God's New Revelations

The Great Gospel of John
Volume 1

Jesus' Precepts and Deeds through His Three Years of Teaching
On Mount Morgenkopf near Kis

- Chapter 156 -

The cool, invigorating morning breeze. Peace-spirits. Descent from the mountain-peak after the Lord's company's extended stay. The blind Mosaic detractors. The Lord's hint about Moses' account of the creation.

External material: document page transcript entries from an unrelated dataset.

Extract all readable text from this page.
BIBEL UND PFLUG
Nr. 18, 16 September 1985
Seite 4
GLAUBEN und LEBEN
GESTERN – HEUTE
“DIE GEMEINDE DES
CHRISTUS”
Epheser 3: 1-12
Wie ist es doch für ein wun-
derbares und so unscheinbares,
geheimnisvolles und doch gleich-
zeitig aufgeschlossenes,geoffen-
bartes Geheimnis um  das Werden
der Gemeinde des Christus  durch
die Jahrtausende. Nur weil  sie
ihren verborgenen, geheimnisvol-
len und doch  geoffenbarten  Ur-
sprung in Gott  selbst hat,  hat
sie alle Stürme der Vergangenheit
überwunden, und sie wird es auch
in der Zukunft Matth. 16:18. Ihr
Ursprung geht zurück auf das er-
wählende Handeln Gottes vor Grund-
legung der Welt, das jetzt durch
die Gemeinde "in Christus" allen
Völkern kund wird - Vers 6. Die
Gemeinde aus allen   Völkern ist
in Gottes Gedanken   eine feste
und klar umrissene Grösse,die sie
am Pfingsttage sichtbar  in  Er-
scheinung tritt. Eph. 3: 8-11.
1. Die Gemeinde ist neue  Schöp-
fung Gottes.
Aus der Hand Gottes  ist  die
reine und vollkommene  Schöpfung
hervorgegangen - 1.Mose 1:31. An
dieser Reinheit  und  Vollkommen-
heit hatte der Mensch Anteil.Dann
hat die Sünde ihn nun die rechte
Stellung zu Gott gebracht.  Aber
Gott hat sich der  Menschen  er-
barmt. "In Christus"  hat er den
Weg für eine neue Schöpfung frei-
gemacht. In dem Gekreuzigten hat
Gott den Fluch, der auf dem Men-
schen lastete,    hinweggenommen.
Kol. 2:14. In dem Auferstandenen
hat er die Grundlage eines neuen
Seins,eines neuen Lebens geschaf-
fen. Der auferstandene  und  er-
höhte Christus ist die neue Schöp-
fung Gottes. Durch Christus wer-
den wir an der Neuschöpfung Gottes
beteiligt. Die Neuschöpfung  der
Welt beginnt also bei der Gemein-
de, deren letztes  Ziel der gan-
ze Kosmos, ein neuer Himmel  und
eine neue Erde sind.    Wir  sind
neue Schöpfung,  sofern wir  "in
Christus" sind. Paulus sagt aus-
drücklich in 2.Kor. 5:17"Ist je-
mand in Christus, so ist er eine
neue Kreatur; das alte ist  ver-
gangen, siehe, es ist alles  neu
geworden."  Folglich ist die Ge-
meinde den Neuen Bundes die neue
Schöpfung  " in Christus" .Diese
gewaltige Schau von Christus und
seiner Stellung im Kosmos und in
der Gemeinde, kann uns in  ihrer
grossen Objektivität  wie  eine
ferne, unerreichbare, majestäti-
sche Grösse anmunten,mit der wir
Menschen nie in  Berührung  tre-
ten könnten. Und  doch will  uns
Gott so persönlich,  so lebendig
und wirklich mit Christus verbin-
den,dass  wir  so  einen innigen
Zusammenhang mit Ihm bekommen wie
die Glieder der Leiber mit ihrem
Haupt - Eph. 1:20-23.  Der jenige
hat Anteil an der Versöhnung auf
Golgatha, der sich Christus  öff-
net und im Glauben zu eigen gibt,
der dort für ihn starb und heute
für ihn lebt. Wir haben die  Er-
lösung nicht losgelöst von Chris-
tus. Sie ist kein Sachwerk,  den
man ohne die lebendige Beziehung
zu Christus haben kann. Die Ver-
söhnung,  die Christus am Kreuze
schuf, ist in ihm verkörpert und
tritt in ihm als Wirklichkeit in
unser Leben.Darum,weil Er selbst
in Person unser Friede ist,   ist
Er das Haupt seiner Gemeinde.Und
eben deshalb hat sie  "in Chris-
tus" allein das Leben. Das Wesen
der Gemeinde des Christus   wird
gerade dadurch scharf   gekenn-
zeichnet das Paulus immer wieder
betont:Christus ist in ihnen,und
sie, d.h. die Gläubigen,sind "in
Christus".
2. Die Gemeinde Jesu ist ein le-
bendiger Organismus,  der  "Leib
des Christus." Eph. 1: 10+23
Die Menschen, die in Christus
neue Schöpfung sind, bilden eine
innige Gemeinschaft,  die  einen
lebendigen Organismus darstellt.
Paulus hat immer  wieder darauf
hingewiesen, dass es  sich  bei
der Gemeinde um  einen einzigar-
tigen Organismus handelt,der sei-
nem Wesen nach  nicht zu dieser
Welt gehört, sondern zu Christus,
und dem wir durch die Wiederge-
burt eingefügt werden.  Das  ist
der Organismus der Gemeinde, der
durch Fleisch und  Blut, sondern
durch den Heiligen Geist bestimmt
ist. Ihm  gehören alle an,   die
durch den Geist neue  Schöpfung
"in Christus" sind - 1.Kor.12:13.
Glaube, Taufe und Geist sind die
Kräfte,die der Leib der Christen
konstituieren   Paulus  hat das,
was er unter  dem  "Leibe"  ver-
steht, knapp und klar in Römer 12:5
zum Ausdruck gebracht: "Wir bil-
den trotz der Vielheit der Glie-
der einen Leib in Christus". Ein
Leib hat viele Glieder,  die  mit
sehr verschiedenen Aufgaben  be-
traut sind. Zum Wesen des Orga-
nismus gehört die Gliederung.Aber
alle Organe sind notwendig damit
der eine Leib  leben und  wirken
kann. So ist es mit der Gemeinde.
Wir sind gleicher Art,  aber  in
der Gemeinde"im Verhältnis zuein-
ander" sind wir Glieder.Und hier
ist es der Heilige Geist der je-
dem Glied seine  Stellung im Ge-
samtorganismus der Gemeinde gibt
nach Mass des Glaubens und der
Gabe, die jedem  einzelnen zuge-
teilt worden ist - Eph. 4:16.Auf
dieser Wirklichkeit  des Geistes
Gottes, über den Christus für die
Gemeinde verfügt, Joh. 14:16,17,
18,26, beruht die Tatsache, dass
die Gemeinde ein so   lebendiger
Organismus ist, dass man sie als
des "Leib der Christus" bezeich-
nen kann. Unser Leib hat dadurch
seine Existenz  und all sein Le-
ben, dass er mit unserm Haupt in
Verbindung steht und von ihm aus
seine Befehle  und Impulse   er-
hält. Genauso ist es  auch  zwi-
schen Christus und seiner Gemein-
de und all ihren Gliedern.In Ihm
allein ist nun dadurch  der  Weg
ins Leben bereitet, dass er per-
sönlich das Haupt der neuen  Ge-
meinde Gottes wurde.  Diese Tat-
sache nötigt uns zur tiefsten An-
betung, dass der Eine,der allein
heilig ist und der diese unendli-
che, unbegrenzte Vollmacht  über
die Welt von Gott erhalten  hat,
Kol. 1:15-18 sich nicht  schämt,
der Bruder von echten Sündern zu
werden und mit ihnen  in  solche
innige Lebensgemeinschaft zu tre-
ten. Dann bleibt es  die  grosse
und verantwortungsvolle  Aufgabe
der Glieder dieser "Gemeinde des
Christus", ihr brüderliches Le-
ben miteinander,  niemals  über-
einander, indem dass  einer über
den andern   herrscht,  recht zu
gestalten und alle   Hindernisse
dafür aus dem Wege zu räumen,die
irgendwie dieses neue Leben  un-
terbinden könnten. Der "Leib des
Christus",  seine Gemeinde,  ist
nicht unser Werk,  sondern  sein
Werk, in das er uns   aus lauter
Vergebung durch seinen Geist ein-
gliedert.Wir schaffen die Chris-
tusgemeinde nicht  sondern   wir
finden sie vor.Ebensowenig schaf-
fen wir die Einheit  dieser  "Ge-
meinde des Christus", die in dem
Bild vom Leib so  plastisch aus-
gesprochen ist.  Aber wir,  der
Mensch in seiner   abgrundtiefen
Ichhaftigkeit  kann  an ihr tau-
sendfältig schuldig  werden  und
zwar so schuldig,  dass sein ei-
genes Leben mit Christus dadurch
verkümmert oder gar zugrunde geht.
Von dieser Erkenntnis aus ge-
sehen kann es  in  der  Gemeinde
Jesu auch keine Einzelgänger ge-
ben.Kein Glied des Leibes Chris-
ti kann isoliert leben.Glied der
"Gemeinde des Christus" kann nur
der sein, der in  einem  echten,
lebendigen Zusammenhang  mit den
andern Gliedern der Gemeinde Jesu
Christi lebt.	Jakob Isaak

After this instructive talk, of which Kisjonah said that it left him no further question, the coming day began to dawn in the East; and on the mountain-peak, where we were quite snug, a very cool morning breeze crept in and Kisjonah suggested we should move down to the nearest alpine hut until the sun came up.
2
Say I, 'Let's leave that! This light morning-frost at this height will actually harm no one, but rather strengthen everyone's limbs; besides, it won't last long and has to be so, otherwise a certain variety of spirits, not to be described further here, would bring bad weather for the day, if not prevented from rising by the powerful peace-spirits.'
3
Kisjonah was reassured and we tarried on the mountain peak until midday. After midday however we moved down to the alpine ranch again, where we stayed another two days, with all sorts of discussions about man's life-responsibility and the nature of the earth, the stars and all kinds of other things.
4
Much of it was beyond the rather dull section of the Jews and the Pharisees who remained with Me, but they did not argue about anything; because these Jews and Pharisees, who had turned My way already on the day of My first visit at the tax-collector Kisjonah's house, in reality were more awake and better spirits and more sober thinkers and had already a high opinion of Me and received My Word as Godly. These are therefore not to be compared with those driven back to Capernaum, nor with those who four days earlier had been driven down to the lowland by the mountain's liveliness.
5
But although the above-mentioned better Jews and Pharisees already were quite firm followers of Mine, they shrugged their shoulders at some explanations about the true and graduated coming into being of the creation of the earth and all things in and upon it, as also about countless other heavenly bodies, saying among themselves, 'Is not this diametrically opposed to Moses! Where are the six days of Creation and where the Sabbath on which God rested! What is then Moses' account of the coming into being of all that comprises all parts of the world? If this worker of miracles from Nazareth now gives us a completely different teaching, making Moses obsolete, then what should we say to that? But if he disposes of Moses, then he also disposes of all the prophets and ultimately even of Himself, because if there is no Moses, then the prophets also are nothing - and hence also the expected Messiah, Whom he purports to be!
6
Yet, basically, this teaching is correct and it could easily be with the creation as he explained it now, rather than Moses' account.
7
Then somebody came to Me and said: "Lord! If it is like this, then what about Moses and all the prophets?"
8
Say I: "Those should be understood and comprehended by you in the right sense and mind!
9
In his account of creation, Moses presents only images that make known the substantiation of the first cognition of God by the men of the earth, but not the material creation of the earth and of all the other worlds."